Several methods have been proposed in order to avoid intravascular injections; using a short bevel or blunt vs. sharp needle, aspiration with a syringe, utilizing an anesthetic test dose, and employing real-time fluoroscopy or digital subtraction angiography during contrast injection. Animal studies have demonstrated that blunt needles are less likely than sharp needles to enter blood vessels.[ 8 ] Notably, sharp-bevel needles provide a steering advantage, and allow the use of a smaller gauge, while blunt-tip needles lack the steering ability, and are difficult to pass through the skin, ligaments, and other dense tissues.[ 2 5 ] In the case presented, we utilized a blunt-tip needle specifically designed to deflect vascular structures and minimize intravascular penetration. Its design characteristics included a 22-gauge blunt-tip needle with a tip diameter of 2.9 mm (defined as “Length from the tip to the beginning of the orifice”), orifice length of 1.2 mm, and a distance from orifice to the tip of 3 mm (Epimed®, Johnstown, NY).

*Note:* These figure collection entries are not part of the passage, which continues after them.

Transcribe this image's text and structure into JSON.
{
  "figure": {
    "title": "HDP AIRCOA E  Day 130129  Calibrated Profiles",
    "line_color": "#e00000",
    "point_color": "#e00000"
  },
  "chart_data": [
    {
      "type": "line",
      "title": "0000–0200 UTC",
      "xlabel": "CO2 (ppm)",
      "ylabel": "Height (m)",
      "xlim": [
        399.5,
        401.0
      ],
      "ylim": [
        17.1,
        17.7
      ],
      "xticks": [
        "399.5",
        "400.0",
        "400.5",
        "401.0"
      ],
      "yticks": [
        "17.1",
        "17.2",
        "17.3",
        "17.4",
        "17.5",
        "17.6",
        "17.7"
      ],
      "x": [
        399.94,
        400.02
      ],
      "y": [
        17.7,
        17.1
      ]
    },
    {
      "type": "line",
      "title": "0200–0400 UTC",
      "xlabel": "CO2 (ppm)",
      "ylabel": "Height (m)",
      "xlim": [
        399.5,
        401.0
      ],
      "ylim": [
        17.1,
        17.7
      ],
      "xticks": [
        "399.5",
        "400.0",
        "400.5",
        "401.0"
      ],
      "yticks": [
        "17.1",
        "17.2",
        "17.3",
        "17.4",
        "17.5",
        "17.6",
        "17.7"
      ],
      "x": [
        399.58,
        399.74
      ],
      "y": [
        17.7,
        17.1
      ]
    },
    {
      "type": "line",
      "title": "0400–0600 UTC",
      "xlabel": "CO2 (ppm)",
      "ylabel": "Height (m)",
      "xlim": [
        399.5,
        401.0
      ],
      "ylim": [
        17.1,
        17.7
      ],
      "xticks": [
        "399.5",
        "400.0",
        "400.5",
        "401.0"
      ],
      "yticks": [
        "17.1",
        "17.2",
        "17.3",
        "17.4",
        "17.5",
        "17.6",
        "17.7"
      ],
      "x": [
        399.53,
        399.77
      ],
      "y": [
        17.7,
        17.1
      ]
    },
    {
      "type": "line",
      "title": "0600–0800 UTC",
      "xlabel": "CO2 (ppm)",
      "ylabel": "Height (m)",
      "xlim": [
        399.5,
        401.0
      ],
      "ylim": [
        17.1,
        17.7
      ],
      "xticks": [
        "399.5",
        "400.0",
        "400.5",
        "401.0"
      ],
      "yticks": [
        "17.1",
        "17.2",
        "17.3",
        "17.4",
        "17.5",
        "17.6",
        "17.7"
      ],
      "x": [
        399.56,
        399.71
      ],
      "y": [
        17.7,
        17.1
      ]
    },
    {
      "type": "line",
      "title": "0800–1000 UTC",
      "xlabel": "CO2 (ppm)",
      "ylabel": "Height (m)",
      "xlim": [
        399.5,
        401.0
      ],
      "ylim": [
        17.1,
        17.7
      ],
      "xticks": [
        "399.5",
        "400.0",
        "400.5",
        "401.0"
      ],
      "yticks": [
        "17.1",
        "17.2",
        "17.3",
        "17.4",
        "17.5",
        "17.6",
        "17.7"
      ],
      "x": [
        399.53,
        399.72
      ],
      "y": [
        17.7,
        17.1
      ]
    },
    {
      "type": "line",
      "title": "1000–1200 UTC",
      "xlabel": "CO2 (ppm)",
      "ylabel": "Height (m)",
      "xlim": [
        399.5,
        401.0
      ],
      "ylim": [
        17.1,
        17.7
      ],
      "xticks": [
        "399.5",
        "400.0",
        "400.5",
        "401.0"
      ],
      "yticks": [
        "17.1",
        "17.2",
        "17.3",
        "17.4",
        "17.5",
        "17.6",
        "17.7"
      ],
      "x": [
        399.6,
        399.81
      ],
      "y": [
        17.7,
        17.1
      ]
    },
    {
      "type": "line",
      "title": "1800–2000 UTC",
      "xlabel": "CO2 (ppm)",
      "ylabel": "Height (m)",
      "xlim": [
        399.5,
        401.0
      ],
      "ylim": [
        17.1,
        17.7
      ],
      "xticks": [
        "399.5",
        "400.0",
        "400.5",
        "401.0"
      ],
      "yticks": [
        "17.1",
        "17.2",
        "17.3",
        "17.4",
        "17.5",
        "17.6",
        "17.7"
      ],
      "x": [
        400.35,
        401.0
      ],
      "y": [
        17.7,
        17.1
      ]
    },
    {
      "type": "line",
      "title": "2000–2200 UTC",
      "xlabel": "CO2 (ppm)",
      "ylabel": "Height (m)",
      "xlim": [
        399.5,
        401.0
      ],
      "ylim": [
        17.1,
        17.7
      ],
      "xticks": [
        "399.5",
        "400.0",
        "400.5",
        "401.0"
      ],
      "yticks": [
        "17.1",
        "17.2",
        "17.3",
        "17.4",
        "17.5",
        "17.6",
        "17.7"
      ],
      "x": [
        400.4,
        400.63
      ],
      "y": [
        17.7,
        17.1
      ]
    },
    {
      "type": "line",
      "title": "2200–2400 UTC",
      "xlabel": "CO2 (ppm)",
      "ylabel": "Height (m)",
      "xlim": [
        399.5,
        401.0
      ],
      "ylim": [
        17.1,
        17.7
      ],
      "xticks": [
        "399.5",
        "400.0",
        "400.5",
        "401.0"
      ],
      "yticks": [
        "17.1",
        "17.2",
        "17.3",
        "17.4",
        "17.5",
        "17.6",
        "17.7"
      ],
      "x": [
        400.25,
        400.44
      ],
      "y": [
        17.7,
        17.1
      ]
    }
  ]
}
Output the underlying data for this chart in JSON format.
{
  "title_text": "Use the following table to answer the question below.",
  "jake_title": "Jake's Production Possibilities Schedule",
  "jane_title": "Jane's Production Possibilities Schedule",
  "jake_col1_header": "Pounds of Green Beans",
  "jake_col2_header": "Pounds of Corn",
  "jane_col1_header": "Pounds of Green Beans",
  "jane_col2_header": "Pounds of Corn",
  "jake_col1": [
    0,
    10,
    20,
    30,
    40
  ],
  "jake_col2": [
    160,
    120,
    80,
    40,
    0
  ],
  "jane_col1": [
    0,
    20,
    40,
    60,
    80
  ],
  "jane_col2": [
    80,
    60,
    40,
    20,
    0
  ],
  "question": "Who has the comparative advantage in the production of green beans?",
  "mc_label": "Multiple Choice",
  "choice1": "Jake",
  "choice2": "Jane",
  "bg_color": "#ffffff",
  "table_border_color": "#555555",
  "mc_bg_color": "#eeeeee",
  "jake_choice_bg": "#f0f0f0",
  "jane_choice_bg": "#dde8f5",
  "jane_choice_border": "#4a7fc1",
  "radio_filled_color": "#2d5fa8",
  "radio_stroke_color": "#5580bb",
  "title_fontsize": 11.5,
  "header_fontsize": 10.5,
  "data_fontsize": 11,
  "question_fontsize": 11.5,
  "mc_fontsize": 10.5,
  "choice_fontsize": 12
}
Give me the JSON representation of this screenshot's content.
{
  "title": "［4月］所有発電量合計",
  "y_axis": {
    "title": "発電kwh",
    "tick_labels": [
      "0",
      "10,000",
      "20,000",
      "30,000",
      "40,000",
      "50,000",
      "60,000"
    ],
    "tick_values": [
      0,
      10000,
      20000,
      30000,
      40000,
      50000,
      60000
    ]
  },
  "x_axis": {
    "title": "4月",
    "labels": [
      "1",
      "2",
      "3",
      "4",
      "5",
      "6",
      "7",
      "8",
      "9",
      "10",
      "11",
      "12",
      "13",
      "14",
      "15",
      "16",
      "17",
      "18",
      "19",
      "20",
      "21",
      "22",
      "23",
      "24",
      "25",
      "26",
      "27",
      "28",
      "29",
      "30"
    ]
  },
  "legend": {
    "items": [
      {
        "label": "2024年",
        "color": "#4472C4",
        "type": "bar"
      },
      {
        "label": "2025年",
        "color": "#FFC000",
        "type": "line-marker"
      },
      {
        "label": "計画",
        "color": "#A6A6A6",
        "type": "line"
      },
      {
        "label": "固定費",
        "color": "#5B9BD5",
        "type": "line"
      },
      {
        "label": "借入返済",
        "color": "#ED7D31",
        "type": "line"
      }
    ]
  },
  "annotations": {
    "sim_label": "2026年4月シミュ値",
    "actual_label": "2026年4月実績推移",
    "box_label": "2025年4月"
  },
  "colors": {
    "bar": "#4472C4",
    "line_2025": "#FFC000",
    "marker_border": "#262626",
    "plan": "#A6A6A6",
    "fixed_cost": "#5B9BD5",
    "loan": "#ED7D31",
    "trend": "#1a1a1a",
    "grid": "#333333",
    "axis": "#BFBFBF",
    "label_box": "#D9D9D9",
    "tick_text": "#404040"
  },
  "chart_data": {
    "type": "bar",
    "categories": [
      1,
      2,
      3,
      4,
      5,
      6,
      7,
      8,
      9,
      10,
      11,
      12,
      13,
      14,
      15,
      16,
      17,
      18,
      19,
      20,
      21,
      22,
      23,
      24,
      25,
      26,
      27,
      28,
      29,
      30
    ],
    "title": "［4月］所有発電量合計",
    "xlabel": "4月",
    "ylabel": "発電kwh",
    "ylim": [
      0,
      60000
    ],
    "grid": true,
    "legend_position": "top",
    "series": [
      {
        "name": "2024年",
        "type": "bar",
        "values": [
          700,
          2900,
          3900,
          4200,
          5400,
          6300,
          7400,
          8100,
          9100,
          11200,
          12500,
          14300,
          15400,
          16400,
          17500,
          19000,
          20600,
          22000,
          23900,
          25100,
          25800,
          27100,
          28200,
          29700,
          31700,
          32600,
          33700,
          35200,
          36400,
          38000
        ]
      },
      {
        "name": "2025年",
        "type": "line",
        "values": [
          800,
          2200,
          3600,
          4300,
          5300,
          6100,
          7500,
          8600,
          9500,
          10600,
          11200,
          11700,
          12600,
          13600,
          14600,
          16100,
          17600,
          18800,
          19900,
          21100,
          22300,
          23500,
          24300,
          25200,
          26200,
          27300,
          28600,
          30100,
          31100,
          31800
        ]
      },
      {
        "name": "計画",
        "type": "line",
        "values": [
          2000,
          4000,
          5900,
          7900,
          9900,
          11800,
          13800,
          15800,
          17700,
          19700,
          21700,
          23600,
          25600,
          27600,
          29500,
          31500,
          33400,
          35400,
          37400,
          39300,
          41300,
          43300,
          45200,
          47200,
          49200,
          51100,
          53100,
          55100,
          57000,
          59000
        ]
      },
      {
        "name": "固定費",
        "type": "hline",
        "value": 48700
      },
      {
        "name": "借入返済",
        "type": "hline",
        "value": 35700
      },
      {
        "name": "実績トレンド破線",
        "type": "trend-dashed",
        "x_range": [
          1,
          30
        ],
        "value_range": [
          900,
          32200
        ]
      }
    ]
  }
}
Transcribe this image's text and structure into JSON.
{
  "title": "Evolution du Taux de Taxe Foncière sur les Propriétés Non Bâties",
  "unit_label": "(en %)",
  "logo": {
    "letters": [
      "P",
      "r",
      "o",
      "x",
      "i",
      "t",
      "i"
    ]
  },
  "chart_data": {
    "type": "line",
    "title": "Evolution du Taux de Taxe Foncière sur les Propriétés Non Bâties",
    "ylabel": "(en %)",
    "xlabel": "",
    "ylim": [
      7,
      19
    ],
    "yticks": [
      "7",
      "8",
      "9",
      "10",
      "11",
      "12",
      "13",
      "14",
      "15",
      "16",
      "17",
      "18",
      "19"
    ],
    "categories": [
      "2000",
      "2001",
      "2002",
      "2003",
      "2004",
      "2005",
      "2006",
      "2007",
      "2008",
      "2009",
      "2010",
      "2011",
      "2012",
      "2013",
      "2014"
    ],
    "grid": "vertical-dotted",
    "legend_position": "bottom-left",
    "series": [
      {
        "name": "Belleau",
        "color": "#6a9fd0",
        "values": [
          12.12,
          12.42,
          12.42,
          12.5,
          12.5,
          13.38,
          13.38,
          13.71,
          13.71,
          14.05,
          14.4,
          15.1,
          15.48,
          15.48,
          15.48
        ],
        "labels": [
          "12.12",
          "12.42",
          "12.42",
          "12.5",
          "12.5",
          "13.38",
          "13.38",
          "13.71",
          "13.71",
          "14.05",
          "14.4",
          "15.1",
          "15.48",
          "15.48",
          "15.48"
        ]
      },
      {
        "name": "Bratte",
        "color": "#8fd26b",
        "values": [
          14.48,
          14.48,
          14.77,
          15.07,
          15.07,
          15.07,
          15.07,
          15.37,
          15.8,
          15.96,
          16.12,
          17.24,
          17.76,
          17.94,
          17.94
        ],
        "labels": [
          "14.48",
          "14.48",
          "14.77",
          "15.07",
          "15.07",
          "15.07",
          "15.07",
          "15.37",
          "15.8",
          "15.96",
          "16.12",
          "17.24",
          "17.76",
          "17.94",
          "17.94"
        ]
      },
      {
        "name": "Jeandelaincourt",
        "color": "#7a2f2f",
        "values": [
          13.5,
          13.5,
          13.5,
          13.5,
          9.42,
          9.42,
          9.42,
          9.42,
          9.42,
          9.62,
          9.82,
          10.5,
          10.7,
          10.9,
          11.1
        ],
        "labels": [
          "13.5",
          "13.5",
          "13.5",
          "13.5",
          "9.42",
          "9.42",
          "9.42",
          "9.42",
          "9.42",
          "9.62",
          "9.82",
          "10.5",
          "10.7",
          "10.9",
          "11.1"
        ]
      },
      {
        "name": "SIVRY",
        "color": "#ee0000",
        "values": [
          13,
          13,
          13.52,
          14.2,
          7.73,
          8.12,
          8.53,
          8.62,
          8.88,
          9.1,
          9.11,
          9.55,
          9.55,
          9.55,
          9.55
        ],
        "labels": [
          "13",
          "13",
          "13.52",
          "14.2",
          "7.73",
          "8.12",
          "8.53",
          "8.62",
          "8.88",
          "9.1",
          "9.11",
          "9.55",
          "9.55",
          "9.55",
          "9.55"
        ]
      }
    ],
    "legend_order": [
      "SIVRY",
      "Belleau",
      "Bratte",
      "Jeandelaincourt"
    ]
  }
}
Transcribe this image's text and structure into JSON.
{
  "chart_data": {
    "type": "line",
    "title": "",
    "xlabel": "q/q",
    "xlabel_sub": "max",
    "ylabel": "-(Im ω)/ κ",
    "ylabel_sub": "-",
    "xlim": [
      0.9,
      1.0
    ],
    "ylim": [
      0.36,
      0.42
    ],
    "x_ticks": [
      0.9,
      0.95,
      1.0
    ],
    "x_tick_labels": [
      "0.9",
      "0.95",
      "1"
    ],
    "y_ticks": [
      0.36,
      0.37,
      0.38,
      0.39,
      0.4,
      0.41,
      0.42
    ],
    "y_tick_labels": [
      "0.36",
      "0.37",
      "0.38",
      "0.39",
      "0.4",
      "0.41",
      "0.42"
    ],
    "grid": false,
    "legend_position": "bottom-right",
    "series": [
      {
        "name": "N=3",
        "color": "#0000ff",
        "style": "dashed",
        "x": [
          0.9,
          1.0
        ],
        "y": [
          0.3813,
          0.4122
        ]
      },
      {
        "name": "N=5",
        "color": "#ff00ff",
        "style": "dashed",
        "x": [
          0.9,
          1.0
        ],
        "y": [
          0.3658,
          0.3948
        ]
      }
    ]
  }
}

This report focuses on the utilization of an Epimed® blunt tip needle to perform a TFESI in a single patient. Our case emphasizes that live fluoroscopy is critical for observing dynamic contrast flow while performing TFESIs, and is still a reasonable adjunct to detect intravascular injections even with newer blunt needles. Future randomized controlled clinical trials are needed to further study the safety/efficacy of such blunt tip needles for performing TFESI in the lumbar spine.